Iron-Catalyzed Nitrogen/Ammonia Cycling
Nitrogen fixation to ammonia (N2RR) and its reverse, ammonia oxidation (AO), are key challenges in catalysis that offer the promise of low- or zero-carbon fuels and fertilizers. Well-defined coordination complexes offer a means to constrain mechanistic hypotheses in enzymatic catalysis (e.g., nitrogen fixation by nitrogenase enzymes), and to develop new catalysts well suited to detailed mechanistic studies in their own right. Our group continues to discover fascinating iron and other metal catalyst systems in this vein with sample rich mechanistic landscapes that we continue to explore.
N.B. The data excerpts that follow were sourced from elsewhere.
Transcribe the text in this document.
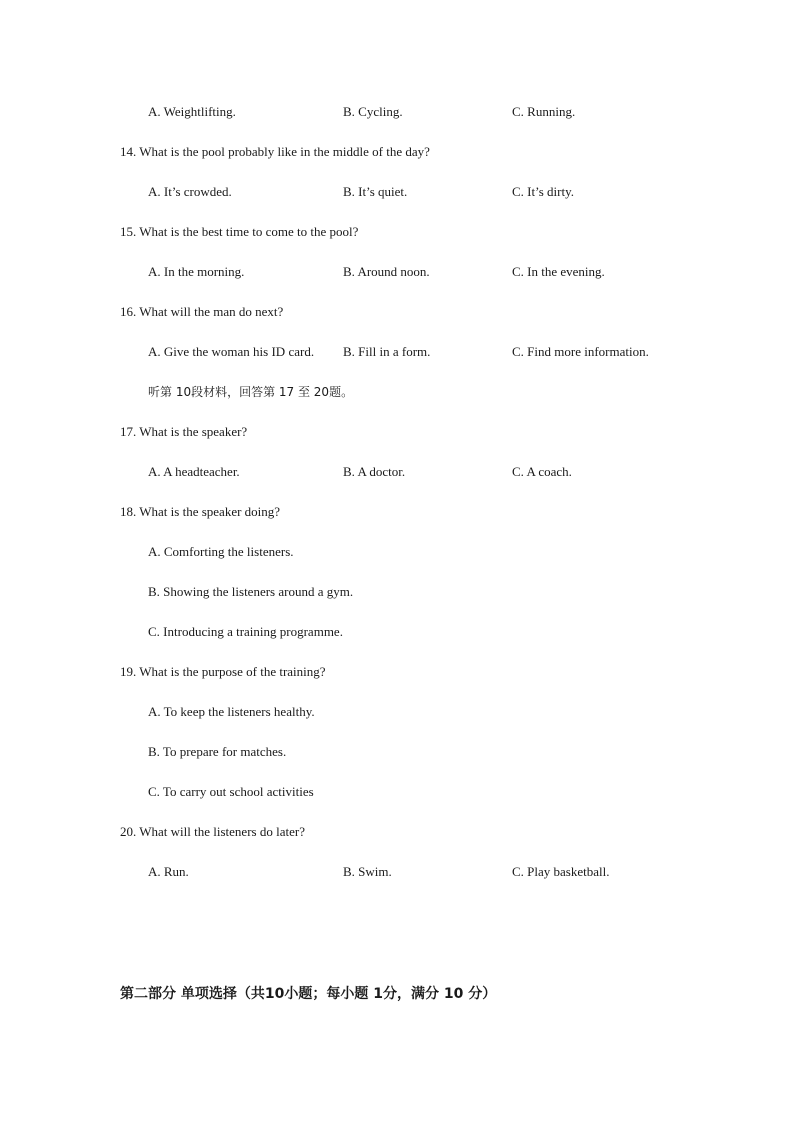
A. Weightlifting.	B. Cycling.	C. Running.
14. What is the pool probably like in the middle of the day?
A. It’s crowded.	B. It’s quiet.	C. It’s dirty.
15. What is the best time to come to the pool?
A. In the morning.	B. Around noon.	C. In the evening.
16. What will the man do next?
A. Give the woman his ID card. B. Fill in a form.	C. Find more information.
听第 10段材料，回答第 17 至 20题。
17. What is the speaker?
A. A headteacher.	B. A doctor.	C. A coach.
18. What is the speaker doing?
A. Comforting the listeners.
B. Showing the listeners around a gym.
C. Introducing a training programme.
19. What is the purpose of the training?
A. To keep the listeners healthy.
B. To prepare for matches.
C. To carry out school activities
20. What will the listeners do later?
A. Run.	B. Swim.	C. Play basketball.
第二部分 单项选择（共10小题；每小题 1分，满分 10 分）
Photoinduced Copper-Catalyzed C–N Coupling
A wide array of nitrogen-containing compounds exhibit bioactivity, and new and versatile methods for the synthesis of Calkyl–N bonds, especially using secondary and tertiary alkyl electrophile coupling partners, are an important area for synthetic advances. In collaboration with the Fu group at Caltech we have reported the first examples of photoinduced, Cu-catalyzed Ullmann-type C–N couplings, including examples of enantioconvergent couplings. A common thread in this chemistry appears to be the intermediacy of an organic radical R•, generated by photoinduced single-electron transfer (SET), and a persistent copper(II) metalloradical, LnCu(II)-Nu. These radicals combine to form an R-Nu bond (Nu = nucleophile). We continue to explore methodological opportunities and fundamental mechanistic questions for these systems.
Towards Solar Fuels via Electrocatalysis
A central challenge towards the design and implementation of reductive fuel-forming electrocatalysts is substrate selectivity. The hydrogen evolution reaction (HER), of interest for H2 fuel, is often kinetically dominant and limits electrocatalytic reductions of other substrates (e.g., CO2, N2, nitrates). Our lab is exploring well-defined coordination complexes and heterogeneous surfaces as electrocatalysts for nitrogen fixation, key to enabling ammonia as a renewable fuel, as well as electrocatalytic CO2 fixation. For example, as part of the Joint Center for Artificial Photosynthesis (JCAP, supported by DOE) and the Liquid Sunlight Alliance (LiSA, also supported by DOE), our group, in collaboration with the Agapie lab at Caltech and other groups, has studied the efficacy of molecular additives on copper and other electrodes as a means of tuning their electrocatalytic CO2 conversion properties.